Iranian Foreign Minister Mohammad Javad Zarif’s visit to the G-7 summit in France late last month was a surprise to many in the West. Some even viewed it as a good omen. But for the Iranian leadership, Zarif’s quick trip to Biarritz was always a long shot and with little chance to turn the tide in the U.S.-Iranian standoff. Such doubts were confirmed in the days that followed. U.S. President Donald Trump’s administration still refuses to lift sanctions on Iranian oil, and Tehran will not engage in direct talks with Washington until some unequivocal relief from sanctions is first provided by the U.S. side.
Feel-good symbolism aside, Zarif departed Biarritz empty-handed. His next trip held more promise, anyway. Before he even arrived in Beijing, Zarif had already put pen to paper for China’s prominent Global Times. His call in that op-ed for consolidating what he labeled a “strategic partnership” with China is a recurrent aspiration of the leadership in Iran. But despite Tehran’s deep need for Beijing to come to its rescue, the prevailing view there is that a qualitatively different relationship with the Chinese government is needed before Iran can commit itself to becoming China’s anchor in Western Asia. The question is how China sees its own long-term interests in Iran.
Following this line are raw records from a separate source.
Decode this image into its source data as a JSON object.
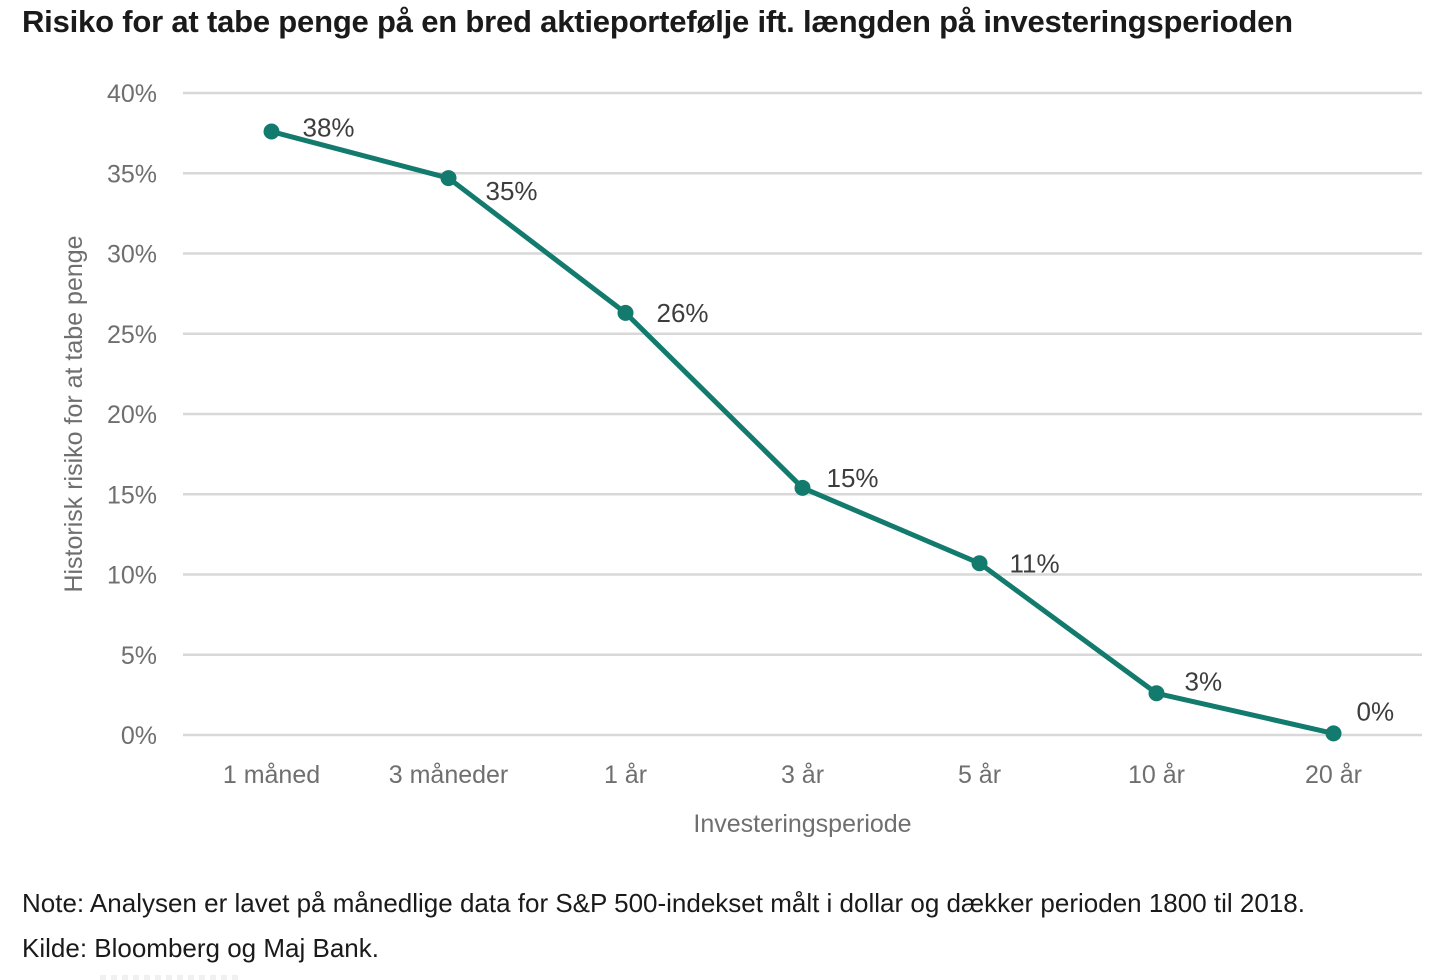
{
  "page": {
    "title": "Risiko for at tabe penge på en bred aktieportefølje ift. længden på investeringsperioden",
    "note": "Note: Analysen er lavet på månedlige data for S&P 500-indekset målt i dollar og dækker perioden 1800 til 2018.",
    "source": "Kilde: Bloomberg og Maj Bank."
  },
  "chart_data": {
    "type": "line",
    "title": "Risiko for at tabe penge på en bred aktieportefølje ift. længden på investeringsperioden",
    "categories": [
      "1 måned",
      "3 måneder",
      "1 år",
      "3 år",
      "5 år",
      "10 år",
      "20 år"
    ],
    "values": [
      38,
      35,
      26,
      15,
      11,
      3,
      0
    ],
    "plotted_values": [
      37.6,
      34.7,
      26.3,
      15.4,
      10.7,
      2.6,
      0.1
    ],
    "point_labels": [
      "38%",
      "35%",
      "26%",
      "15%",
      "11%",
      "3%",
      "0%"
    ],
    "xlabel": "Investeringsperiode",
    "ylabel": "Historisk risiko for at tabe penge",
    "y_ticks": [
      "0%",
      "5%",
      "10%",
      "15%",
      "20%",
      "25%",
      "30%",
      "35%",
      "40%"
    ],
    "y_tick_values": [
      0,
      5,
      10,
      15,
      20,
      25,
      30,
      35,
      40
    ],
    "ylim": [
      0,
      40
    ],
    "grid": "horizontal-only",
    "legend": "none",
    "colors": {
      "line": "#137a6e",
      "marker": "#137a6e",
      "gridline": "#d8d8d8",
      "tick_label": "#6f6f6f",
      "axis_title": "#6f6f6f",
      "data_label": "#3d3d3d",
      "title_text": "#1a1a1a"
    }
  }
}
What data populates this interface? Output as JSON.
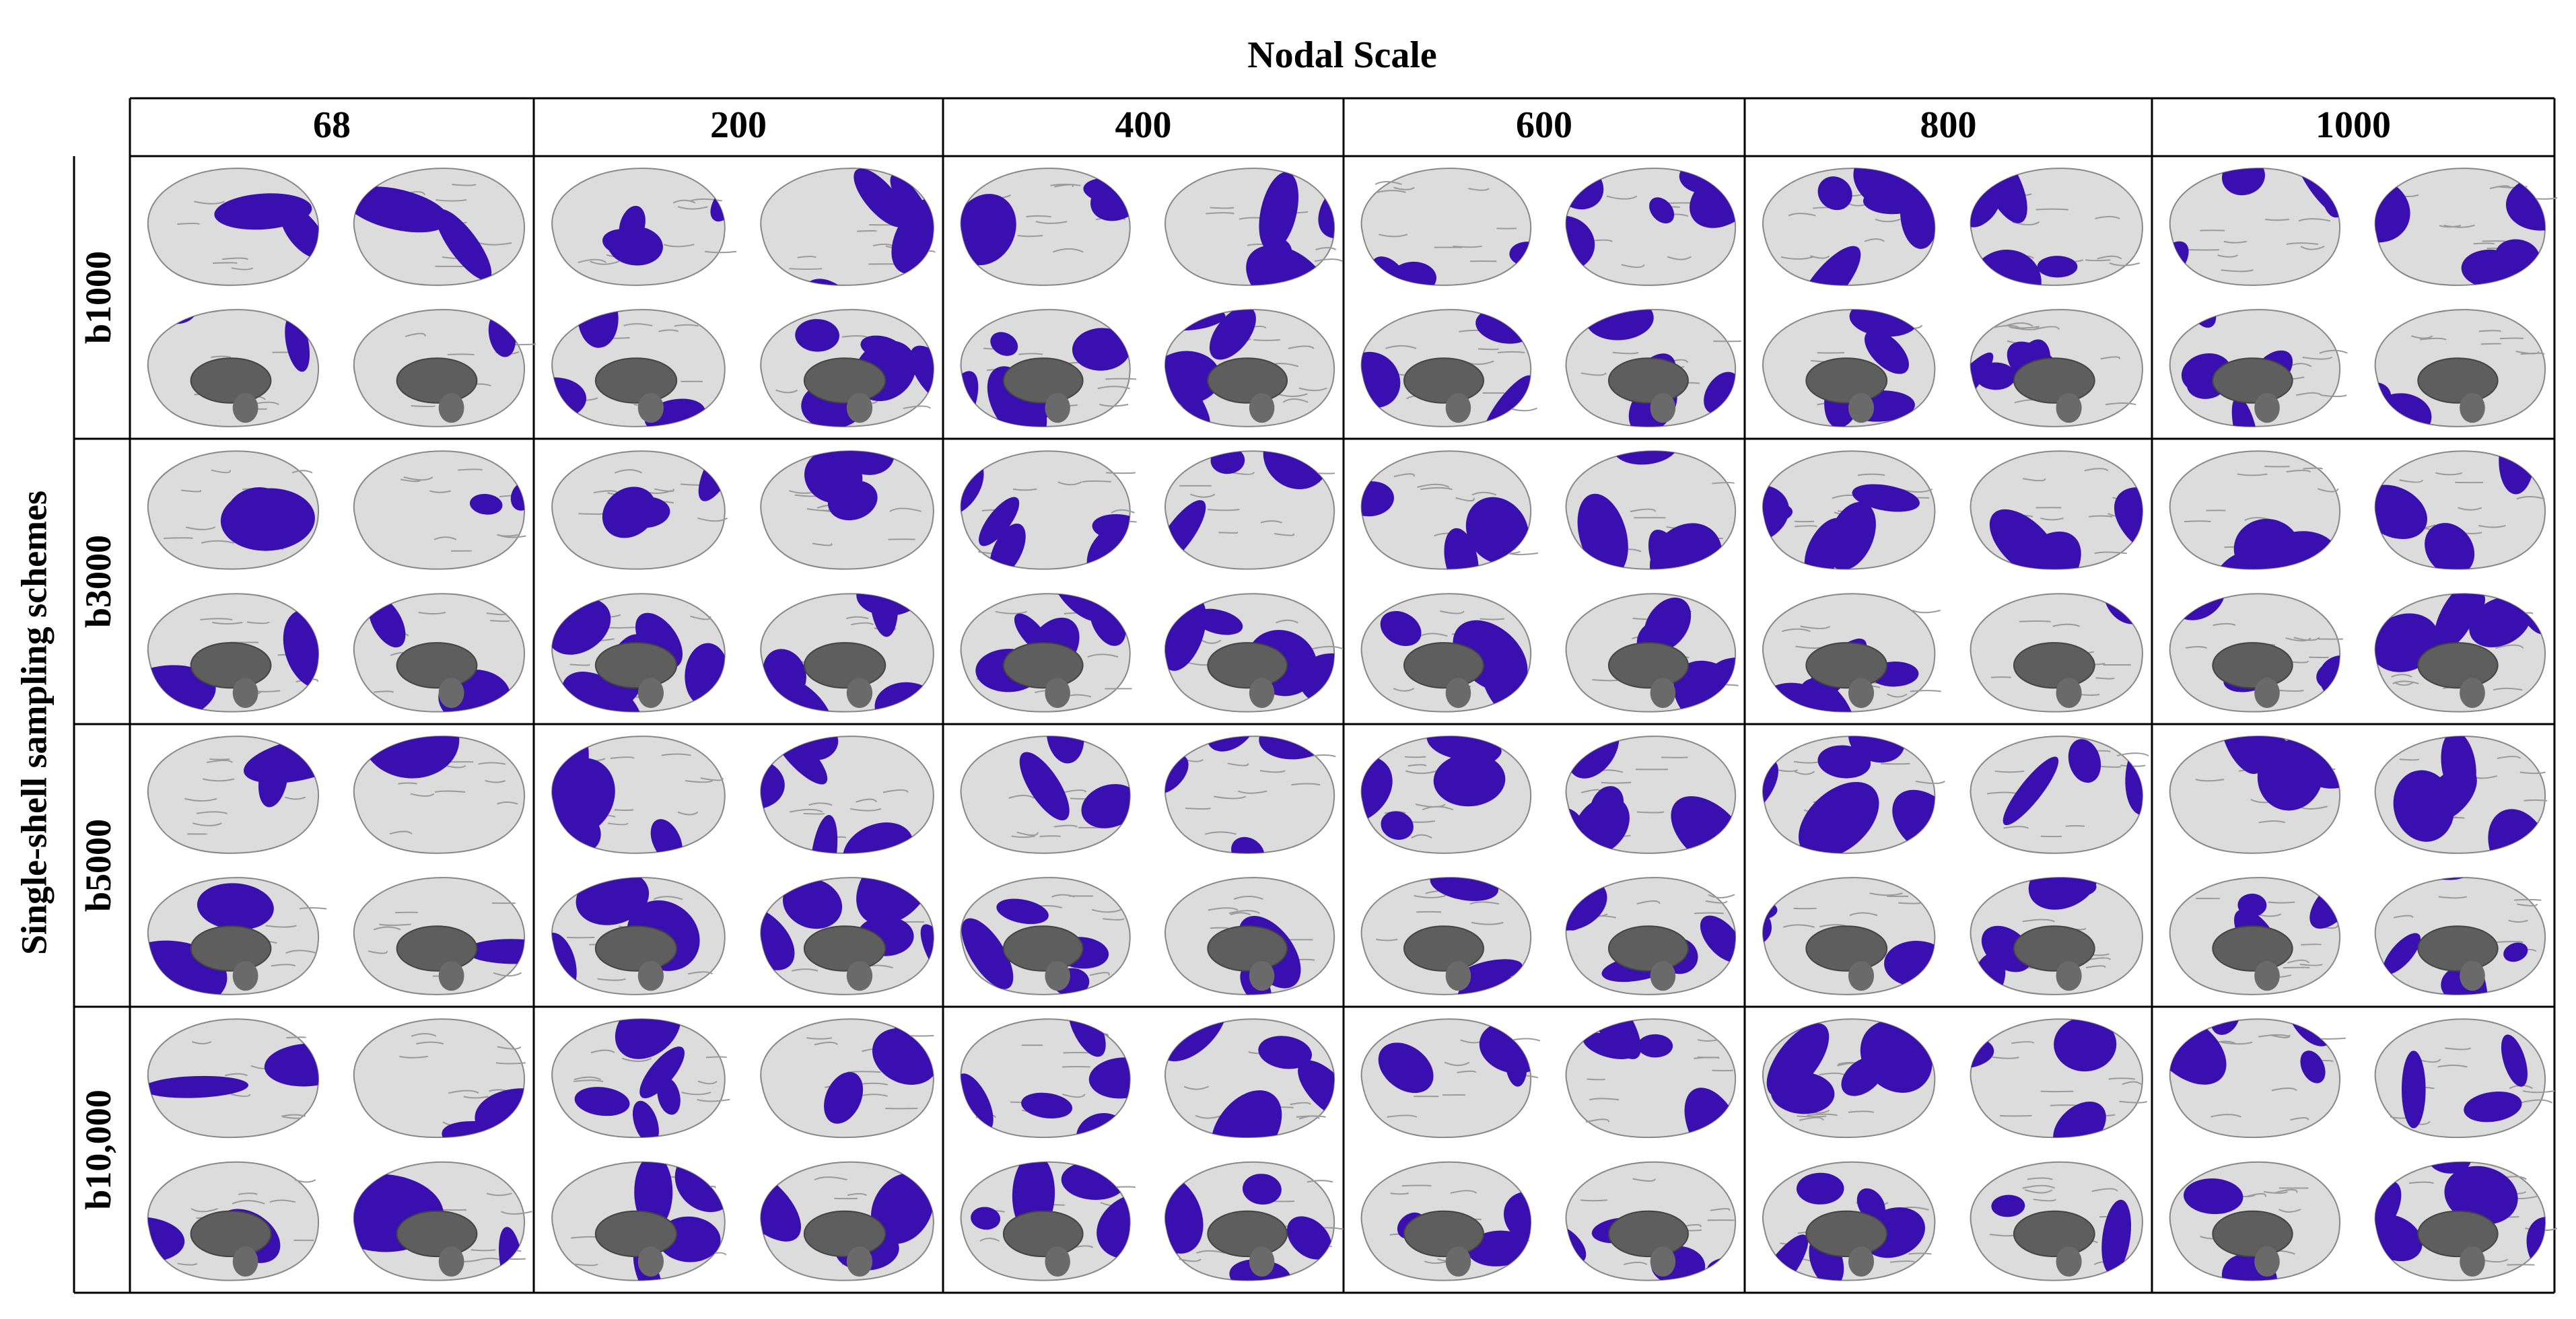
{
  "title": "Nodal Scale",
  "y_label": "Single-shell  sampling schemes",
  "columns": [
    "68",
    "200",
    "400",
    "600",
    "800",
    "1000"
  ],
  "rows": [
    "b1000",
    "b3000",
    "b5000",
    "b10,000"
  ]
}
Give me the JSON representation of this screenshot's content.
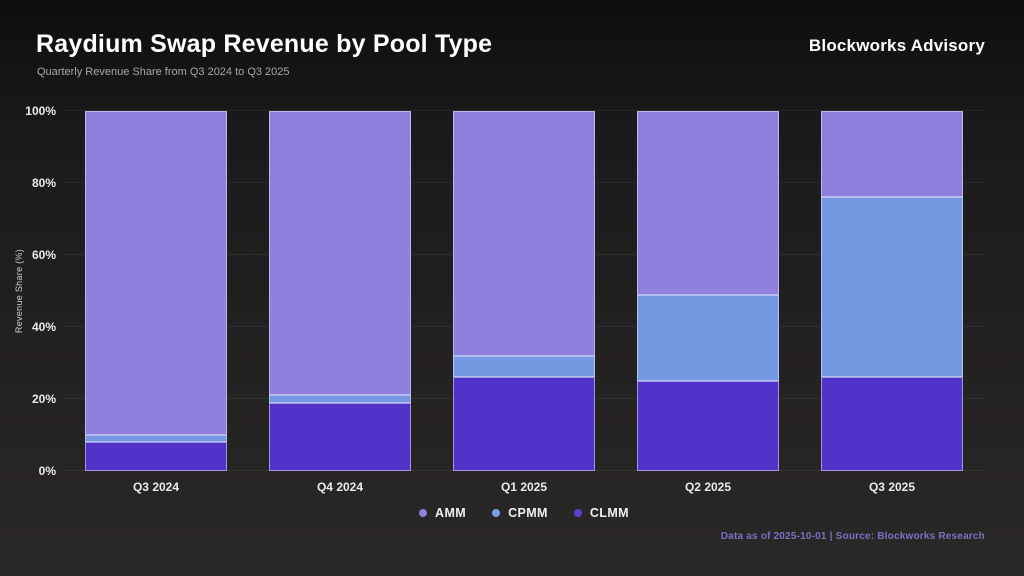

In the big geopolitical clash that is underway between the United States and China, it makes little sense for Beijing to submit to Washington’s agenda of isolating Tehran. In fact, the Chinese have already openly breached U.S. economic sanctions on Iran by continuing to buy Iranian oil, among other things. Some observers go as far as predicting a wholesale Chinese bailout to rescue Iran from the claws of the Trump administration: “Iran is the key to China’s plans, just as China’s plans are key to Eurasia’s destiny,” the author Robert Kaplan recently wrote in the New York Times.